エッセイ私と桜
 


枝垂れ桜の並木を夢見て

 
黒瀬川の桜づつみを愛する会代表 
下 坂 洋 一


黒瀬川の桜づつみを見事復活させた「愛する会」。代表の下坂さんをはじめ地元の方々の熱い思いがあったからです。が枝垂れ桜の並木の下で花見をするのが楽しみですね。

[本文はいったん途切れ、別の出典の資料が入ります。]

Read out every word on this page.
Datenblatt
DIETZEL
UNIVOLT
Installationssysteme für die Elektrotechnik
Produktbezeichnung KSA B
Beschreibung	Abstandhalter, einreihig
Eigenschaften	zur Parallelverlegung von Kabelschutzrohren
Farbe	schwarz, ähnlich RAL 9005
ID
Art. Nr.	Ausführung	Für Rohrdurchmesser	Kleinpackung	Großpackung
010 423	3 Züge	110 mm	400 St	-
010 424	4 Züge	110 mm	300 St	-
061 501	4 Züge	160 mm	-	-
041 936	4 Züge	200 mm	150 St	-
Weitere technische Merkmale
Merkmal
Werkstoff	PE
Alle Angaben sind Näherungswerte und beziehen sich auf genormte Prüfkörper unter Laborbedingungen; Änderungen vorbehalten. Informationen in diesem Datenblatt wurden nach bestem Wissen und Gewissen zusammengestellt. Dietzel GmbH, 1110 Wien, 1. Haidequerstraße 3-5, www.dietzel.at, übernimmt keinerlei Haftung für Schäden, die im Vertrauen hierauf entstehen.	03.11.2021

 「黒瀬川に桜を植えることが出来るかもしれんぞ」。復活の運動はそんな一言から始まりました。
 昭和50年代初頭まで黒部市合田地区の黒瀬川両岸には約150本のソメイヨシノが見事に咲き誇っていました。満開時には黒部市近郊より多くの人々がやってきて、昼は立山連峰の残雪を背景に花見、夜は灯りのついた夜桜見物にと賑わいました。その桜並木も度重なる洪水被害対策としての河川改修事業のためすべて伐採され、大変寂しい思いをしておりました。
 「堤防には植えられないんじゃないか」
 「今の堤防を10m拡げれば許可が出るらしい」
 「早速、母体となる会を作ろう。名称は黒瀬川に桜堤を復活する会が良いね」
 次々に話が進み、各地区の世話役員20人余りで会員を募り、署名運動を平成5年3月より行いました。
 桜堤を復活する運動は多くの方々のご支援を得まして、平成6年4月に当時の建設省より「桜づつみモデル事業」として認定され、復活へ向けての一歩が始まりました。
 事業は順調に進み、黒瀬川左岸660mに樹齢100年の大きなシンボル桜や、黒部まちづくり協議会サクラワークショップの小学6年生卒業記念植樹などで、枝垂れ桜約200本が植樹されております。多目的広場周辺には東屋やログハウス調のトイレ、「名水の里くろべ」にふさわしく、おいしい水の湧き出ている水飲み場(桜御影石で製作され、桜の花びらと黒瀬川の流れを表した模様が刻まれている)とモニュメント、そこから流れる水でのせせらぎ広場。シンボル桜周辺にはロックガーデンやミニステージもあり、池には木製の八ッ橋がかかり、近くを流れる用水は将来ホタルの生育ができるよう配慮してあります。
 桜づつみ事業は平成15年度でひとまず終了しますので、これからは会の名称を「黒瀬川の桜づつみを愛する会」と改め、地域の人々と協力しあって今後の桜の手入れや管理を行います。
 数十年後の素晴らしい枝垂れ桜の並木・・・。それを夢見ております。